According to the tribal customs still prevalent in the conservative Kurdish region in northwestern Iraq, she had defiled her family's reputation. Only her death could right that wrong.
By rights, Nazire should by now be nothing more than a statistic, a single digit added to the 382 women known to have been murdered by their families between 1998 and 2002 in the northern half of Iraqi Kurdistan alone. Instead, she is alive and living in safety with her three-year-old son, Amar.
The story of Nazire's survival is a sign of the way Iraqi Kurdistan, independent of Baghdad in all but name after 1991, has been slowly transformed.'When the incident happened, I had nobody to talk to, and it was six months before I realised what was happening to me,' she says. 'The driver told me not to worry. He told me he would sort everything out. I was only a child and I believed him.'
Instead, he abandoned her. Alone when she gave birth to her son, Nazire was separated from him the next morning. Tipped off by doctors, three policemen arrived to escort her from maternity ward to prison.
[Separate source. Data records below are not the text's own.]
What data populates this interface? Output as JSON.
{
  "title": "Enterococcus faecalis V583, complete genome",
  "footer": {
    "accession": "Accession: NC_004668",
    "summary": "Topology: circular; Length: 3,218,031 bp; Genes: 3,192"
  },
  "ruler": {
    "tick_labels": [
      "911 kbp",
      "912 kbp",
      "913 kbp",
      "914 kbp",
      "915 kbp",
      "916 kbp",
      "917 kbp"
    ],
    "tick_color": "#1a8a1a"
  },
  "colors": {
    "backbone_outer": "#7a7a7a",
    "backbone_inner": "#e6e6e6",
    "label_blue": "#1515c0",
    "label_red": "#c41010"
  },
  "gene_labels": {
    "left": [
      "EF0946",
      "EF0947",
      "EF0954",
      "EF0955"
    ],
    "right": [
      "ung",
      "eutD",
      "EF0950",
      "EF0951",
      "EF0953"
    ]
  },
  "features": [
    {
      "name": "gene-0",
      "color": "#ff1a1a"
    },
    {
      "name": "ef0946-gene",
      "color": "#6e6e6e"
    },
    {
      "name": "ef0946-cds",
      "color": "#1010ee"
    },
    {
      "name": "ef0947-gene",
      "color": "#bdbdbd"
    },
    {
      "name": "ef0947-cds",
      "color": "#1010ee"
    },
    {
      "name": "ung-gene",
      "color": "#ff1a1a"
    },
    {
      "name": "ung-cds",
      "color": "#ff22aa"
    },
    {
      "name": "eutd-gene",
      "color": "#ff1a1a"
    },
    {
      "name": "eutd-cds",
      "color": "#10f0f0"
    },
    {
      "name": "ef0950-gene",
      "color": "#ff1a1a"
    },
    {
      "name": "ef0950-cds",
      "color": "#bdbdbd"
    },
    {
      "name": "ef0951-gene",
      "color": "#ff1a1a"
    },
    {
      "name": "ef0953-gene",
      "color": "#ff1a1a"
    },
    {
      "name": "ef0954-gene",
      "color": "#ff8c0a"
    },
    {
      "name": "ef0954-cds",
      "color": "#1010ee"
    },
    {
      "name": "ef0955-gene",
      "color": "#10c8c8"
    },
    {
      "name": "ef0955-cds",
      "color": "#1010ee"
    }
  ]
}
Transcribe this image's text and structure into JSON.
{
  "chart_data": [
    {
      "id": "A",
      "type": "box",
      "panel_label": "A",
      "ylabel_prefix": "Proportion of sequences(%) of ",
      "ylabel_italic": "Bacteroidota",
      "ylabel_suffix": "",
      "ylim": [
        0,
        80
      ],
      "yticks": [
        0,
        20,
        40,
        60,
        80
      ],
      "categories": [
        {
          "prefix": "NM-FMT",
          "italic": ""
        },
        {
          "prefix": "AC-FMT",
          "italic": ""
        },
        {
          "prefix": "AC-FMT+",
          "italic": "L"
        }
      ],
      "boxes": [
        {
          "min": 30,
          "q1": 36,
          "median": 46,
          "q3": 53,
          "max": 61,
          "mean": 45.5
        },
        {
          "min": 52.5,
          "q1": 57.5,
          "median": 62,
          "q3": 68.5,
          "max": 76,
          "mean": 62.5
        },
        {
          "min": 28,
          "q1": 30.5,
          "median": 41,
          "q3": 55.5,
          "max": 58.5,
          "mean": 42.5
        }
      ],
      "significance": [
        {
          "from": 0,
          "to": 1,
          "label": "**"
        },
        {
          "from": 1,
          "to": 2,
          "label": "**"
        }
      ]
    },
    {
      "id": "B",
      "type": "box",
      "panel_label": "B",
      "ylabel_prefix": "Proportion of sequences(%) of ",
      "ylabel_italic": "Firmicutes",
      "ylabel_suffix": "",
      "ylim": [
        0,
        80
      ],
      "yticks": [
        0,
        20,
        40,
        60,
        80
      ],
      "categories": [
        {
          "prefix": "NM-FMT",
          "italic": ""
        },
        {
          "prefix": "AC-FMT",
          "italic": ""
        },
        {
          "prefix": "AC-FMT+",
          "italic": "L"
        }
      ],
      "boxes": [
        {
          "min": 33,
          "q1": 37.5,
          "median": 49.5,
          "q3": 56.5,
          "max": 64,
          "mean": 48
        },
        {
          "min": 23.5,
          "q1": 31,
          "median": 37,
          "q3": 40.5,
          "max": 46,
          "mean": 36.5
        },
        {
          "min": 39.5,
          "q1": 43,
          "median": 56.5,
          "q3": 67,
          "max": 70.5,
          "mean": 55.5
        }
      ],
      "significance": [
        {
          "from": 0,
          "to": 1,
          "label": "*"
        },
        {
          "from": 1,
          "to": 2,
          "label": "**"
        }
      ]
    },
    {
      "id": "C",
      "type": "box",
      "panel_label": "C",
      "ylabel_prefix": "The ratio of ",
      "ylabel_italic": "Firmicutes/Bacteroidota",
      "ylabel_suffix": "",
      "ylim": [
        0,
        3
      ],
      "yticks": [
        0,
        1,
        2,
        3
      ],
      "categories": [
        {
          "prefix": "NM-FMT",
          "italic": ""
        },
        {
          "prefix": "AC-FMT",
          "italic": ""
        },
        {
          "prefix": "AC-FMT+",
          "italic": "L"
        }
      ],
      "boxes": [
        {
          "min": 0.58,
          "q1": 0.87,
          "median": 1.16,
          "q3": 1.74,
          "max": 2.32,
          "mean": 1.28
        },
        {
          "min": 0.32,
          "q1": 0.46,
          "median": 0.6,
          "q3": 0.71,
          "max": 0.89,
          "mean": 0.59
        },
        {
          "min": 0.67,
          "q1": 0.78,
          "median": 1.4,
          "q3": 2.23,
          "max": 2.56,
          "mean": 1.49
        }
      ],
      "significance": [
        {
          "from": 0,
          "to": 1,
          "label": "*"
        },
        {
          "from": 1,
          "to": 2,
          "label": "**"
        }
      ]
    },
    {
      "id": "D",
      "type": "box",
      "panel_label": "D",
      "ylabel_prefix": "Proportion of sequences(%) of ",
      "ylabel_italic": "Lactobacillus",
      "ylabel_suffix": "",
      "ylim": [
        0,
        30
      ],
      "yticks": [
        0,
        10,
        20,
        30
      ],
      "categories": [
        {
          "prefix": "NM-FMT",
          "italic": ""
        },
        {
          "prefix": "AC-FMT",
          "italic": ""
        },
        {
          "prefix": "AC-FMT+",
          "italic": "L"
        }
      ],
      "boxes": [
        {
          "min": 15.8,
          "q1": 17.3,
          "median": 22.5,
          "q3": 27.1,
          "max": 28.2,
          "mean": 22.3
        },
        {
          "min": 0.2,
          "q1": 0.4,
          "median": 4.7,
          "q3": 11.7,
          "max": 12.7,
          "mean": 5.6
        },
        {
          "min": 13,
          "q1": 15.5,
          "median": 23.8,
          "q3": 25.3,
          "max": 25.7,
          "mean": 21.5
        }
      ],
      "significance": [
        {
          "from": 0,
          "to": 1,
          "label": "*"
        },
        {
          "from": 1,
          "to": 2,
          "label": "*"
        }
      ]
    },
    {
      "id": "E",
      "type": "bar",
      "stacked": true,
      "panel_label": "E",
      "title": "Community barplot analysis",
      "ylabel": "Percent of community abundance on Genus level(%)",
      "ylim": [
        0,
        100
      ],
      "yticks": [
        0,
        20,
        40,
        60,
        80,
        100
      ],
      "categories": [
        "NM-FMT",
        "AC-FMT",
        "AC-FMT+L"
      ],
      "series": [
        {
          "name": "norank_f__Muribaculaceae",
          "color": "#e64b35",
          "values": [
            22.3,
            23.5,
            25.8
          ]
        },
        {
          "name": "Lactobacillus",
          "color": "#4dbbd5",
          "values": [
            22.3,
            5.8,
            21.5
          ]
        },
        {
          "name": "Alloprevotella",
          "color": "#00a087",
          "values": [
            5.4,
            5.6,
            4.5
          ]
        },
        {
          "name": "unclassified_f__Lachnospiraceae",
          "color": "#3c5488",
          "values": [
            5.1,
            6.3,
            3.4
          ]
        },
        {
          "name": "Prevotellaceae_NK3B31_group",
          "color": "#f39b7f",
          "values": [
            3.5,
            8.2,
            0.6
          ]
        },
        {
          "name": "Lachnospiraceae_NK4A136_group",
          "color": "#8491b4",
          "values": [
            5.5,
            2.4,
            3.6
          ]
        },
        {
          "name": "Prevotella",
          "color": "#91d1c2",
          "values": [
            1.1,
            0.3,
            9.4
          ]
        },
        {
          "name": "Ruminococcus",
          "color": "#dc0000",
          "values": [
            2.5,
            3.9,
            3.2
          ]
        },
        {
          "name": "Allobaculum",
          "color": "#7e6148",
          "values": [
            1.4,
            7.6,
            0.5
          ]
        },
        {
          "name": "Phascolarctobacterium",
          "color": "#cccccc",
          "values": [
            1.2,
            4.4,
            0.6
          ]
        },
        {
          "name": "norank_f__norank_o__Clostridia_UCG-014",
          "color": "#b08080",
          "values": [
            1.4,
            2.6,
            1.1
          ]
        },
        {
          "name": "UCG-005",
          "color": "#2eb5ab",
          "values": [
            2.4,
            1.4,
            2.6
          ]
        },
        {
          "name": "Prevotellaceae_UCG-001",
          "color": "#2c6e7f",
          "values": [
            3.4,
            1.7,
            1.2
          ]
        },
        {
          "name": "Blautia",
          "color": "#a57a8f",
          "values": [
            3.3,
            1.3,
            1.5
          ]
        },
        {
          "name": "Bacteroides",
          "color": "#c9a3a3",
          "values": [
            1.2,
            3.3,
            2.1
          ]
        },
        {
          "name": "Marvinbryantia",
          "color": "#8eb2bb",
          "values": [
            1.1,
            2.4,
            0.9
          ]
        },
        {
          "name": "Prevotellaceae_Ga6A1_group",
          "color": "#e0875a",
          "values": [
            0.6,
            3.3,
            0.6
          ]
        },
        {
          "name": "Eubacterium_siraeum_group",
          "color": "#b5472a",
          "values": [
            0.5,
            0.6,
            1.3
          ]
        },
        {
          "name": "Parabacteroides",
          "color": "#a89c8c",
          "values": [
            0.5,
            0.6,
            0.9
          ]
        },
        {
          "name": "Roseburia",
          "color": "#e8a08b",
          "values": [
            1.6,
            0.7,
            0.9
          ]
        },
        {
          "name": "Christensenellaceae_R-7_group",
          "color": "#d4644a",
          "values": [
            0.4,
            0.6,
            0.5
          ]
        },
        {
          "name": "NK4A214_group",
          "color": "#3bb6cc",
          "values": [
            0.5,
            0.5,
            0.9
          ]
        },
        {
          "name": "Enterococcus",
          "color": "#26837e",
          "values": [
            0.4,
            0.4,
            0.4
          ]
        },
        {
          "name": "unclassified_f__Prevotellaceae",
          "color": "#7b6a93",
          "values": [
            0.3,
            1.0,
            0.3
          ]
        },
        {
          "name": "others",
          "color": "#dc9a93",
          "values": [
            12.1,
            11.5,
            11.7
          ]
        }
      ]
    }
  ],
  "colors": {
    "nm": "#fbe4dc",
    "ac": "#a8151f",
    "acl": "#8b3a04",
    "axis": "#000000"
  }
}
'They said it was for my own protection,' explains Nazire. 'But it was three weeks before I saw Amar again.'
Still, local judges imprisoned her father for a year, double the time he would have received for stealing a packet of cigarettes. In 2002, a law was passed defining so-called honour killings as murder.
More immediately important for girls like Nazire, though, Diakonia, a Swedish NGO, opened a women's shelter on the outskirts of Dohuk in December 2000.
'Behind high walls, and with guards at the front, the women here know they are safe and their children are cared for,' the shelter's director, Mariam Sheikmuhamad, says.
But the most vital aspect of the work done by Ms Sheikmuhamad's staff is to find a future for their charges. 'There is no future for a single mother in Kurdistan,' she says. 'So we have to be pragmatic.'
Of the eight women who have passed through the centre since it opened, two have been helped to find husbands willing to look after them and their children.
Two more have been helped to move to relatives away from Dohuk. Others have been reconciled with their families.
But after three visits from Ms Sheikmuhamad, Nazire's father has only hinted at a willingness to compromise.
Despite receiving a six-year sentence for rape, Nazire's rapist continues to deny the offence. But he has said he will accept responsibility for Amar if DNA tests prove paternity.
'We hope he will pay money to Nazire's family,' says Halas Yousif, one of the shelter's two lawyers. 'That way, at least, Amar will be legally recognised. At the moment, he is an invisible child.'
For Shirin Amedi, secretary-general of the Kurdish Women's Union, Nazire's story is evidence of the speed at which Kurdish society is changing.
'The fact the judge sentenced the driver is proof enough of that,' she argues.
'All he had were his arguments and hers. And he believed hers.'
Thanks largely to the local media's championing of reform, she adds, the number of recorded honour killings has dropped dramatically since she commissioned the 1998-2002 survey.
Back in the shelter, Ms Sheikmuhamad is less optimistic. Her efforts to publicise the shelter in newspapers in Dohuk have so far come to nothing.
'It may be the editors themselves, or it may be the authorities that are blocking me,' she says. All she knows is that it took nine months to persuade the governor to transfer Nazire to the shelter.
Other women - willing or unwilling adulteresses and single mothers - are still locked in the city's jail.
'Mentalities take longer to change than laws,' she says.